Peut-être effectivement l'absence de "pape" est un handicap à l'organisation des Rastas. Les Rastas n'ont jamais été forts pour s'organiser. Mais un rasta peut s'organiser dans sa communauté, dans son syndicat, son entreprise, ou même dans son parti, son église ou sa mosquée s'il veut agir sur le monde qui l'entoure. La pensée rasta est en-deça de tout ça, c'est une vision globale de l'humain face à un système qui détruit la terre. Et son originalité, justement, c'est de laisser chaque individu faire ses propres choix. Mais une fois les choix faits, l'individu peut s'organiser pour se réapproprier le monde. C'est ça le but du jeu: faire comprendre que le monde est entre nos mains, qu'il n'y a pas de fatalité.

Combien de temps es-tu restée en Jamaïque. As-tu fait plusieurs voyages pour les besoins du film?

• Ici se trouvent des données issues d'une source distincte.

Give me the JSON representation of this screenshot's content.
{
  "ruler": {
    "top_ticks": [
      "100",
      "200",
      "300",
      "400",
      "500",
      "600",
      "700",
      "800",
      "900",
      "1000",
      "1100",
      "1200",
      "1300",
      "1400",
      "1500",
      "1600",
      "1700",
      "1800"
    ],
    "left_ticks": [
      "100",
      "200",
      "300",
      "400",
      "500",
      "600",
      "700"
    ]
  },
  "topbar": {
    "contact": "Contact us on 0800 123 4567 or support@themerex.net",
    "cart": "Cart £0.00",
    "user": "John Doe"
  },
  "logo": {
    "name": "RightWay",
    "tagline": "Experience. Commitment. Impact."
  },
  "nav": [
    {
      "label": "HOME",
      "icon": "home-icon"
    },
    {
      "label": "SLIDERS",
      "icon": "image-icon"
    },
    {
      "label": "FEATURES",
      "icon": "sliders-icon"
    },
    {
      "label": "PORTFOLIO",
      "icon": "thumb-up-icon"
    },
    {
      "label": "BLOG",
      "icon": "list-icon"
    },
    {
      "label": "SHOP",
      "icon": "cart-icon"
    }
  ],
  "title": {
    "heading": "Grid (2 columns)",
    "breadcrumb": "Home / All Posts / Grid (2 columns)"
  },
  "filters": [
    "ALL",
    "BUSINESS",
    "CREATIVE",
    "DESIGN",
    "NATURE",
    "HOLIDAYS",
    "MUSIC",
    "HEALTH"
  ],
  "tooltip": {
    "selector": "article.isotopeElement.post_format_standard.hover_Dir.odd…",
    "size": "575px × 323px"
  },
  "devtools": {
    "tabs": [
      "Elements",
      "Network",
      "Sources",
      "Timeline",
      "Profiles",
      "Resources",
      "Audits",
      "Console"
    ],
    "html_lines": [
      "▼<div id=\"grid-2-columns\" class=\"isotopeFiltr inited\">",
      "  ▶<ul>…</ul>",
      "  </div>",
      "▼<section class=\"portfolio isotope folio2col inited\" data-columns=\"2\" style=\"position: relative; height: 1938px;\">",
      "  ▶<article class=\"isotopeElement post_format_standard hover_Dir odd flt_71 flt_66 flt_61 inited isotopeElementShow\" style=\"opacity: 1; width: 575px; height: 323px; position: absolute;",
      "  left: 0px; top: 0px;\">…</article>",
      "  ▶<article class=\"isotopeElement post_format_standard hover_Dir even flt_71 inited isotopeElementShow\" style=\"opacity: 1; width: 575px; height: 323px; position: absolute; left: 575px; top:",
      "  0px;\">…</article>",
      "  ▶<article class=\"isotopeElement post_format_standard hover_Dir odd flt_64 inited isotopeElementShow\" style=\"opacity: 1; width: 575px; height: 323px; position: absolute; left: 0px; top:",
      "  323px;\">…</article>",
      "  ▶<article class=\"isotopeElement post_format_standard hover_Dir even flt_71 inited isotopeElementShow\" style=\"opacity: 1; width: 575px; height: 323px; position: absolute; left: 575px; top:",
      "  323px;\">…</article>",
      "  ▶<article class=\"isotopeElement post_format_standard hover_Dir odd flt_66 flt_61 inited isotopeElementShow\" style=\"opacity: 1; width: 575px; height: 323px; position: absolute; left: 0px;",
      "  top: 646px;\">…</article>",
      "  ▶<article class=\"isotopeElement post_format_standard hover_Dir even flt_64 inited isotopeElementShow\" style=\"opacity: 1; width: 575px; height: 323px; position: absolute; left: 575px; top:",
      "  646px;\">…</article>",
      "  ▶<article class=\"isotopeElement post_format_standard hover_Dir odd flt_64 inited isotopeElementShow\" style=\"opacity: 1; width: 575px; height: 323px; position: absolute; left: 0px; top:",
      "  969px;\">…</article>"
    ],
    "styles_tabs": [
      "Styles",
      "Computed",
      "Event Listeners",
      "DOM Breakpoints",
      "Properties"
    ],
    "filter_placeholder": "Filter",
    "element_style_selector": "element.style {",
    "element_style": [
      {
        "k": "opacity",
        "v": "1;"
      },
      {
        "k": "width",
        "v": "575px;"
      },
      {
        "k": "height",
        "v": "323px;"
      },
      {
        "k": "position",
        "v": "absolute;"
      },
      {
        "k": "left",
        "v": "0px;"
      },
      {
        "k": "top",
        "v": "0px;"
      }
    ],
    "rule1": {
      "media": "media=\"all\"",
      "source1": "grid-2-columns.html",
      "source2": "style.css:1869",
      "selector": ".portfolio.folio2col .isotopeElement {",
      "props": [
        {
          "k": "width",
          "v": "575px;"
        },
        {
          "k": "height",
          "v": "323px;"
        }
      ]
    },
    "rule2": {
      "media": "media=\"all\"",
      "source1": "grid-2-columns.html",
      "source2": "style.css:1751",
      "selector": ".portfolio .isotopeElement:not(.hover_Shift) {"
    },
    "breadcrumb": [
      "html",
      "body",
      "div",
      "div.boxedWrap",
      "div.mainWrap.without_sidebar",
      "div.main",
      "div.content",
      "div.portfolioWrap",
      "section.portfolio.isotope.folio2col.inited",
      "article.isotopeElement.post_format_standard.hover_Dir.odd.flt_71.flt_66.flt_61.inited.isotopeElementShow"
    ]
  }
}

La recherche a pris plusieurs voyages en Jamaïque et à Londres, dont un a été financé par le CNL (pour le projet "Marins Séditieux des années 20") et un par KIDAM (la prod)
Un seul tournage de 6 semaines, pratiquement à plein temps.

Les choses ont elles beaucoup changé depuis tes premiers voyage en Jamaïque ?
La Jamaïque change très vite, c'est un pays caméléon, en trois ans tu ne la reconnais plus, mais il y a des constantes, et l'une d'elles c'est la persécution des communautés rastas, leur extrême pauvreté, et leur survie grâce à un esprit indomptable. Je travaille cependant avec ces gens depuis 1981, ils me connaissent, donc je n'ai pas eu de problème avec eux. Ils étaient heureux de toucher un peu d'argent, et heureux que l'on leur donne enfin la parole, ce qui n'arrive jamais.

Quel est ton meilleur souvenir de tournage ?
Meilleur  souvenir??? Tout était magique. Ces vieux nous mettaient en transe, Christophe (le caméraman) et moi. Quelle générosité, quel esprit brillant, quel humour, quel détachement... Ces après-midi passées sous un arbre, avec Miss Lewis qui nous chantait toutes ces vieilles chansons du Pinnacle et de Garvey... Ou la surprise que Bro Filmore Alvaranga nous a faite de raconter l'histoire de Howell en musique... OU les moments géniaux avec Max Roméo, cet ange... Ou le tournage de "Satta Massa Gana", où, après trois prises trop sombres, je n'osais plus dire à Bernard Collins qu'il fallait encore se rapprocher du feu, où on les avait mis à rôtir depuis une demi-heure... Bernard m'a dit, "mais, Hélène, nous sommes des professionnels!" et ils sont partis refaire une prise DANS le feu - la bonne!

Et le pire ?
Il n'y a pas de mauvais souvenir, vraiment.
Les seuls problèmes sont venus de l'establishment... On n'en attendait pas moins d'eux.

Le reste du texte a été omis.